Herne. Die Gas- und Strompreise steigen enorm an. Wie sich das auf die Kundinnen und Kunden in Herne auswirkt und wer aktuell besonders viel zahlt.

Die gestiegenen Energiepreise sorgen derzeit in vielen Haushalten für Verärgerung. Im Laufe des vergangenen Jahres sind die Kosten stetig gestiegen, zum Jahreswechsel dann ein neuer Höchstwert. „Das ist wirklich mittlerweile in einem Maße, das wir so noch nicht kennen“, sagt Angelika Kurzawa, Sprecherin der Stadtwerke Herne im Gespräch mit der WAZ. „Ich möchte eigentlich schon von einer Explosion sprechen.“

Die Preisentwicklung im Einkauf von Gas und Strom während des vergangenen Jahres offenbart, dass sich der Preis für Gas, das aktuell bei rund 90 Euro pro Megawattstunde gehandelt wird, im Vergleich zum Januar 2021 versechsfacht und der Strompreis sich von rund 46 Euro pro Megawattstunde auf aktuell rund 200 Euro pro Megawattstunde mehr als vervierfacht hat.
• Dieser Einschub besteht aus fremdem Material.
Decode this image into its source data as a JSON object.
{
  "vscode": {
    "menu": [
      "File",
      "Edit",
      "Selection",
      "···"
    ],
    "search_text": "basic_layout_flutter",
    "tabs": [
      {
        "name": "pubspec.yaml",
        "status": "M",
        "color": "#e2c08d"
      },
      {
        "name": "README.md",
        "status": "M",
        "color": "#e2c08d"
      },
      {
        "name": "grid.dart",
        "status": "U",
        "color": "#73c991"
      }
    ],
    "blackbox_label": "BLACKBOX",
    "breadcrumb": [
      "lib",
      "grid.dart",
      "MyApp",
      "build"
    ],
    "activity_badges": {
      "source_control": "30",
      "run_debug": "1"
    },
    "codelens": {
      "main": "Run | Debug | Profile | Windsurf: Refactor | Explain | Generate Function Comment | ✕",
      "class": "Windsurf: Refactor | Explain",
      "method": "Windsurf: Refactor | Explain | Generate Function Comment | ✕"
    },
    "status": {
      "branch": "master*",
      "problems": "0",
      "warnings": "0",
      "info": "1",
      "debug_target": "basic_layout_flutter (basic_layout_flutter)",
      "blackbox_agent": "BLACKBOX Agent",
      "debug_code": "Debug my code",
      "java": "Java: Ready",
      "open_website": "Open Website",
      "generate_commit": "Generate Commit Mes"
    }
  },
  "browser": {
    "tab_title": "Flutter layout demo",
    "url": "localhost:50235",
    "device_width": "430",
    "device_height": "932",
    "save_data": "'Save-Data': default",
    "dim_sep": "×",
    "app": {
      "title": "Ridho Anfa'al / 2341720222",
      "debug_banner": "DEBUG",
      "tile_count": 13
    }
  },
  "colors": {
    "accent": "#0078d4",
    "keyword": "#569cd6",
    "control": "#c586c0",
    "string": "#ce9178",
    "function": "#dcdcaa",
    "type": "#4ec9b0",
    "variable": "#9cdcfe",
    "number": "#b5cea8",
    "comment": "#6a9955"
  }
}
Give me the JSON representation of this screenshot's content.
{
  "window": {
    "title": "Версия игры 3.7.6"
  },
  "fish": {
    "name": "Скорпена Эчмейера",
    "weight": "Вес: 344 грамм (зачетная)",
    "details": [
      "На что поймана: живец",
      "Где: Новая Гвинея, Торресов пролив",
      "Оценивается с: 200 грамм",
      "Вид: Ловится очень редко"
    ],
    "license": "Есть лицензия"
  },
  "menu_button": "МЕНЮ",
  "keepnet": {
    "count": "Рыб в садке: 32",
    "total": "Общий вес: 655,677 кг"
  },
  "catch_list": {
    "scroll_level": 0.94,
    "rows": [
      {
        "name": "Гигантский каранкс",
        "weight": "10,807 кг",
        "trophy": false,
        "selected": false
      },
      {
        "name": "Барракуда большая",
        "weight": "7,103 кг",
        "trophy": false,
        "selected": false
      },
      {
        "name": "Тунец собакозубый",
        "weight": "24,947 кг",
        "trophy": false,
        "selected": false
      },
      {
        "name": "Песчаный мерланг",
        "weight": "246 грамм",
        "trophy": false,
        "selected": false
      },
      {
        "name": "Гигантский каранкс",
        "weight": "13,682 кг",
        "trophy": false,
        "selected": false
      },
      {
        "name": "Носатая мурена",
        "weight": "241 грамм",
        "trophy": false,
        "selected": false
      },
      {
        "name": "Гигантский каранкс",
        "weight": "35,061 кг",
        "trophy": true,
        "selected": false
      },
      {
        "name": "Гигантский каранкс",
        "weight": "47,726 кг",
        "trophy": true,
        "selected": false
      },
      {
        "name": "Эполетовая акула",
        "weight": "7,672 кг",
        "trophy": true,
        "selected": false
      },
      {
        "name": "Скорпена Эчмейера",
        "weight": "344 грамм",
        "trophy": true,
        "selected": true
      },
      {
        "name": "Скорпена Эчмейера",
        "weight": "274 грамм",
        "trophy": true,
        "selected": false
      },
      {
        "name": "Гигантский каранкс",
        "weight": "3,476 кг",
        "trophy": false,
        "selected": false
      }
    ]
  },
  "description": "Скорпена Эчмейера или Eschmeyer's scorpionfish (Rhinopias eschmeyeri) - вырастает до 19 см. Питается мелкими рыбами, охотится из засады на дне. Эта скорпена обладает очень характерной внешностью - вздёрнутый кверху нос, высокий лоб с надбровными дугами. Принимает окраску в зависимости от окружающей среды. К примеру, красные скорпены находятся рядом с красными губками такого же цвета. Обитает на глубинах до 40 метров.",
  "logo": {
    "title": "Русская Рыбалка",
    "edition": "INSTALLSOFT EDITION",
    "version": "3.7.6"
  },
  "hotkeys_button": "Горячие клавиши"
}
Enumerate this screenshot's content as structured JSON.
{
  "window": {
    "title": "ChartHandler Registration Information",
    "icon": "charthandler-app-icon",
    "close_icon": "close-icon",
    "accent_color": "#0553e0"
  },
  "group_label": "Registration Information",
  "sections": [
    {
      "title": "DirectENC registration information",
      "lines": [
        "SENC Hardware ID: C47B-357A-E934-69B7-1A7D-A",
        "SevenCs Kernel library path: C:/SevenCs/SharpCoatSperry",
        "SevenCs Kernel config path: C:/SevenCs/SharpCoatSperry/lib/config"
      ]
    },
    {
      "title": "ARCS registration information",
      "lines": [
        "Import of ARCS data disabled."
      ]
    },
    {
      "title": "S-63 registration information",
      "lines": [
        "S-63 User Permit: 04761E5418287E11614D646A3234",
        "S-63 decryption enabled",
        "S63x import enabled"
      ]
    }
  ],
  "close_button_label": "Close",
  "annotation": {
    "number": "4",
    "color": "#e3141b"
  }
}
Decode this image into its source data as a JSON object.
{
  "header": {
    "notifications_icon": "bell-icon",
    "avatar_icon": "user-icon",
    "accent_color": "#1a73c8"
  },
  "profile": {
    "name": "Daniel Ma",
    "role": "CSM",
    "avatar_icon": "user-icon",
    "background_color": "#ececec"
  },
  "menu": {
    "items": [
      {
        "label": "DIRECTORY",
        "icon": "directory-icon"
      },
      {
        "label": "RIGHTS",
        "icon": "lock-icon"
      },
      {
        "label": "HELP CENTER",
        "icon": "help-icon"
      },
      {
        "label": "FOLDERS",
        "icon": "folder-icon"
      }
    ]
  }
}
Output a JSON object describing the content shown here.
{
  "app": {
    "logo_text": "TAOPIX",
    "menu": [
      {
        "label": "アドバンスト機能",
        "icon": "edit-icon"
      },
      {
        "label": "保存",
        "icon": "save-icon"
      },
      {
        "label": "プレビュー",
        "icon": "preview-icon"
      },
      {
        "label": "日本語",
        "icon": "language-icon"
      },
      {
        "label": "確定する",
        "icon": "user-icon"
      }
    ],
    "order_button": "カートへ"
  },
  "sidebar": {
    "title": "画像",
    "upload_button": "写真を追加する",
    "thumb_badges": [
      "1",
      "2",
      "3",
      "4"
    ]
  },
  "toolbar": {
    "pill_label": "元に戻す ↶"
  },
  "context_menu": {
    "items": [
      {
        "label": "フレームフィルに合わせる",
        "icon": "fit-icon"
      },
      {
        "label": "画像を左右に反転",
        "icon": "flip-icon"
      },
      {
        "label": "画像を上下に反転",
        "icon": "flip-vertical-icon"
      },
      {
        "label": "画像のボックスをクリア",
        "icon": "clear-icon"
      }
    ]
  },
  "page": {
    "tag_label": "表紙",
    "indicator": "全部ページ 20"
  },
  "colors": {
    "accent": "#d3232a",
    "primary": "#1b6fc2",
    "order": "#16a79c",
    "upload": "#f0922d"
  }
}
Die Situation auf den Strommärkten online
Die Situation auf den Strommärkten online © funkegrafik nrw | Pascal Behning

Stadtwerke Herne: Grundversorgung ist teurer geworden

Der Blick auf die Stromkosten im Grundversorgungstarif der Herner Stadtwerke zeigt: Zahlte man 2021 für eine verbrauchte Kilowattstunde noch 7,883 Cent, so sind es 2022 10,740 Cent. Laut den Stadtwerken haben sich die Beschaffungskosten seit Jahresbeginn mehr als verdoppelt. „Das liegt an einer weltweit steigenden Nachfrage und damit Verteuerung der für die Stromproduktion erforderlichen Brennstoffe“, heißt es in einem Kundenschreiben der Stadtwerke. Ein deutlich geringerer Posten ist im Vergleich dazu die Erhöhung des sogenannten Arbeitspreises der Netznutzung: von 29,67 Cent pro Kilowattstunde auf 30,62 Cent. Für einen Herner Haushalt mit einem durchschnittlichen Verbrauch von 2400 Kilowattstunden im Jahr bedeute das monatliche Mehrkosten von insgesamt 1,90 Euro.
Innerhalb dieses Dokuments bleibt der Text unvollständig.